Policy Gradient based Quantum Approximate Optimization Algorithm

TL;DR

This paper introduces a reinforcement learning approach using policy gradients to optimize the Quantum Approximate Optimization Algorithm (QAOA) parameters, making it more robust to noise and uncertainties in quantum systems.

Contribution

The paper demonstrates that policy-gradient RL algorithms can effectively optimize QAOA parameters under physical constraints and noise, outperforming existing methods in noisy quantum environments.

Findings

RL-based optimization outperforms traditional algorithms in noisy conditions

The method is effective for quantum state transfer in multi-qubit systems

Robustness to errors and uncertainties in quantum control is improved

Abstract

The quantum approximate optimization algorithm (QAOA), as a hybrid quantum/classical algorithm, has received much interest recently.

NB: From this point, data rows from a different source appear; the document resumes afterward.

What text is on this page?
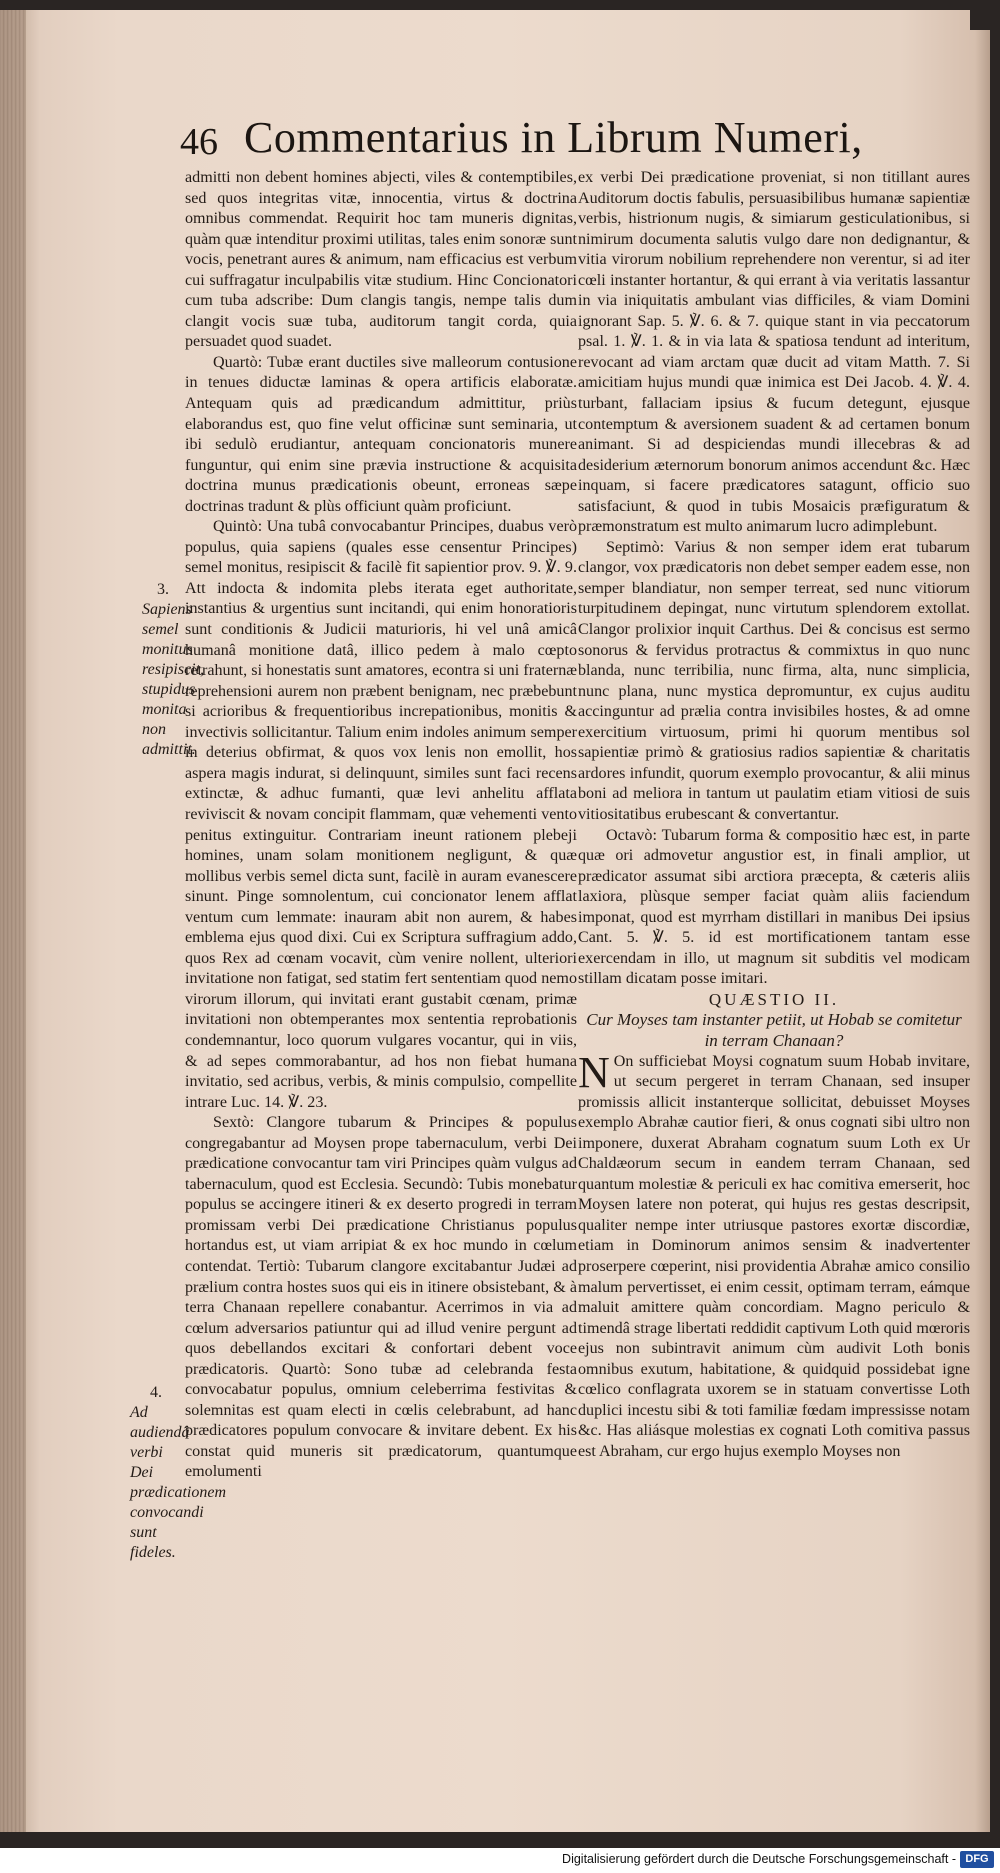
46 Commentarius in Librum Numeri,
3.
Sapiens semel monitus resipiscit, stupidus monita non admittit.
4.
Ad audiendâ verbi Dei prædicationem convocandi sunt fideles.

admitti non debent homines abjecti, viles & contemptibiles, sed quos integritas vitæ, innocentia, virtus & doctrina omnibus commendat. Requirit hoc tam muneris dignitas, quàm quæ intenditur proximi utilitas, tales enim sonoræ sunt vocis, penetrant aures & animum, nam efficacius est verbum cui suffragatur inculpabilis vitæ studium. Hinc Concionatori cum tuba adscribe: Dum clangis tangis, nempe talis dum clangit vocis suæ tuba, auditorum tangit corda, quia persuadet quod suadet.

Quartò: Tubæ erant ductiles sive malleorum contusione in tenues diductæ laminas & opera artificis elaboratæ. Antequam quis ad prædicandum admittitur, priùs elaborandus est, quo fine velut officinæ sunt seminaria, ut ibi sedulò erudiantur, antequam concionatoris munere funguntur, qui enim sine prævia instructione & acquisita doctrina munus prædicationis obeunt, erroneas sæpe doctrinas tradunt & plùs officiunt quàm proficiunt.

Quintò: Una tubâ convocabantur Principes, duabus verò populus, quia sapiens (quales esse censentur Principes) semel monitus, resipiscit & facilè fit sapientior prov. 9. ℣. 9. Att indocta & indomita plebs iterata eget authoritate, instantius & urgentius sunt incitandi, qui enim honoratioris sunt conditionis & Judicii maturioris, hi vel unâ amicâ humanâ monitione datâ, illico pedem à malo cœpto retrahunt, si honestatis sunt amatores, econtra si uni fraternæ reprehensioni aurem non præbent benignam, nec præbebunt si acrioribus & frequentioribus increpationibus, monitis & invectivis sollicitantur. Talium enim indoles animum semper in deterius obfirmat, & quos vox lenis non emollit, hos aspera magis indurat, si delinquunt, similes sunt faci recens extinctæ, & adhuc fumanti, quæ levi anhelitu afflata reviviscit & novam concipit flammam, quæ vehementi vento penitus extinguitur. Contrariam ineunt rationem plebeji homines, unam solam monitionem negligunt, & quæ mollibus verbis semel dicta sunt, facilè in auram evanescere sinunt. Pinge somnolentum, cui concionator lenem afflat ventum cum lemmate: inauram abit non aurem, & habes emblema ejus quod dixi. Cui ex Scriptura suffragium addo, quos Rex ad cœnam vocavit, cùm venire nollent, ulteriori invitatione non fatigat, sed statim fert sententiam quod nemo virorum illorum, qui invitati erant gustabit cœnam, primæ invitationi non obtemperantes mox sententia reprobationis condemnantur, loco quorum vulgares vocantur, qui in viis, & ad sepes commorabantur, ad hos non fiebat humana invitatio, sed acribus, verbis, & minis compulsio, compellite intrare Luc. 14. ℣. 23.

Sextò: Clangore tubarum & Principes & populus congregabantur ad Moysen prope tabernaculum, verbi Dei prædicatione convocantur tam viri Principes quàm vulgus ad tabernaculum, quod est Ecclesia. Secundò: Tubis monebatur populus se accingere itineri & ex deserto progredi in terram promissam verbi Dei prædicatione Christianus populus hortandus est, ut viam arripiat & ex hoc mundo in cœlum contendat. Tertiò: Tubarum clangore excitabantur Judæi ad prælium contra hostes suos qui eis in itinere obsistebant, & à terra Chanaan repellere conabantur. Acerrimos in via ad cœlum adversarios patiuntur qui ad illud venire pergunt ad quos debellandos excitari & confortari debent voce prædicatoris. Quartò: Sono tubæ ad celebranda festa convocabatur populus, omnium celeberrima festivitas & solemnitas est quam electi in cœlis celebrabunt, ad hanc prædicatores populum convocare & invitare debent. Ex his constat quid muneris sit prædicatorum, quantumque emolumenti

ex verbi Dei prædicatione proveniat, si non titillant aures Auditorum doctis fabulis, persuasibilibus humanæ sapientiæ verbis, histrionum nugis, & simiarum gesticulationibus, si nimirum documenta salutis vulgo dare non dedignantur, & vitia virorum nobilium reprehendere non verentur, si ad iter cœli instanter hortantur, & qui errant à via veritatis lassantur in via iniquitatis ambulant vias difficiles, & viam Domini ignorant Sap. 5. ℣. 6. & 7. quique stant in via peccatorum psal. 1. ℣. 1. & in via lata & spatiosa tendunt ad interitum, revocant ad viam arctam quæ ducit ad vitam Matth. 7. Si amicitiam hujus mundi quæ inimica est Dei Jacob. 4. ℣. 4. turbant, fallaciam ipsius & fucum detegunt, ejusque contemptum & aversionem suadent & ad certamen bonum animant. Si ad despiciendas mundi illecebras & ad desiderium æternorum bonorum animos accendunt &c. Hæc inquam, si facere prædicatores satagunt, officio suo satisfaciunt, & quod in tubis Mosaicis præfiguratum & præmonstratum est multo animarum lucro adimplebunt.

Septimò: Varius & non semper idem erat tubarum clangor, vox prædicatoris non debet semper eadem esse, non semper blandiatur, non semper terreat, sed nunc vitiorum turpitudinem depingat, nunc virtutum splendorem extollat. Clangor prolixior inquit Carthus. Dei & concisus est sermo sonorus & fervidus protractus & commixtus in quo nunc blanda, nunc terribilia, nunc firma, alta, nunc simplicia, nunc plana, nunc mystica depromuntur, ex cujus auditu accinguntur ad prælia contra invisibiles hostes, & ad omne exercitium virtuosum, primi hi quorum mentibus sol sapientiæ primò & gratiosius radios sapientiæ & charitatis ardores infundit, quorum exemplo provocantur, & alii minus boni ad meliora in tantum ut paulatim etiam vitiosi de suis vitiositatibus erubescant & convertantur.

Octavò: Tubarum forma & compositio hæc est, in parte quæ ori admovetur angustior est, in finali amplior, ut prædicator assumat sibi arctiora præcepta, & cæteris aliis laxiora, plùsque semper faciat quàm aliis faciendum imponat, quod est myrrham distillari in manibus Dei ipsius Cant. 5. ℣. 5. id est mortificationem tantam esse exercendam in illo, ut magnum sit subditis vel modicam stillam dicatam posse imitari.

QUÆSTIO II.

Cur Moyses tam instanter petiit, ut Hobab se comitetur in terram Chanaan?

N On sufficiebat Moysi cognatum suum Hobab invitare, ut secum pergeret in terram Chanaan, sed insuper promissis allicit instanterque sollicitat, debuisset Moyses exemplo Abrahæ cautior fieri, & onus cognati sibi ultro non imponere, duxerat Abraham cognatum suum Loth ex Ur Chaldæorum secum in eandem terram Chanaan, sed quantum molestiæ & periculi ex hac comitiva emerserit, hoc Moysen latere non poterat, qui hujus res gestas descripsit, qualiter nempe inter utriusque pastores exortæ discordiæ, etiam in Dominorum animos sensim & inadvertenter proserpere cœperint, nisi providentia Abrahæ amico consilio malum pervertisset, ei enim cessit, optimam terram, eámque maluit amittere quàm concordiam. Magno periculo & timendâ strage libertati reddidit captivum Loth quid mœroris ejus non subintravit animum cùm audivit Loth bonis omnibus exutum, habitatione, & quidquid possidebat igne cœlico conflagrata uxorem se in statuam convertisse Loth duplici incestu sibi & toti familiæ fœdam impressisse notam &c. Has aliásque molestias ex cognati Loth comitiva passus est Abraham, cur ergo hujus exemplo Moyses non

Digitalisierung gefördert durch die Deutsche Forschungsgemeinschaft - DFG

QAOA can also be viewed as a variational ansatz for quantum control. However, its direct application to emergent quantum technology encounters additional physical constraints: (i) the states of the quantum system are not observable; (ii) obtaining the derivatives of the objective function can be computationally expensive or even inaccessible in experiments, and (iii) the values of the objective function may be sensitive to various sources of uncertainty, as is the case for noisy intermediate-scale quantum (NISQ) devices. Taking such constraints into account, we show that policy-gradient-based reinforcement learning (RL) algorithms are well suited for optimizing the variational parameters of QAOA in a noise-robust fashion, opening up the way for developing RL techniques for continuous quantum control. This is advantageous to help mitigate and monitor the potentially unknown sources of errors in modern quantum simulators. We analyze the performance of the algorithm for quantum state transfer problems in single- and multi-qubit systems, subject to various sources of noise such as error terms in the Hamiltonian, or quantum uncertainty in the measurement process. We show that, in noisy setups, it is capable of outperforming state-of-the-art existing optimization algorithms.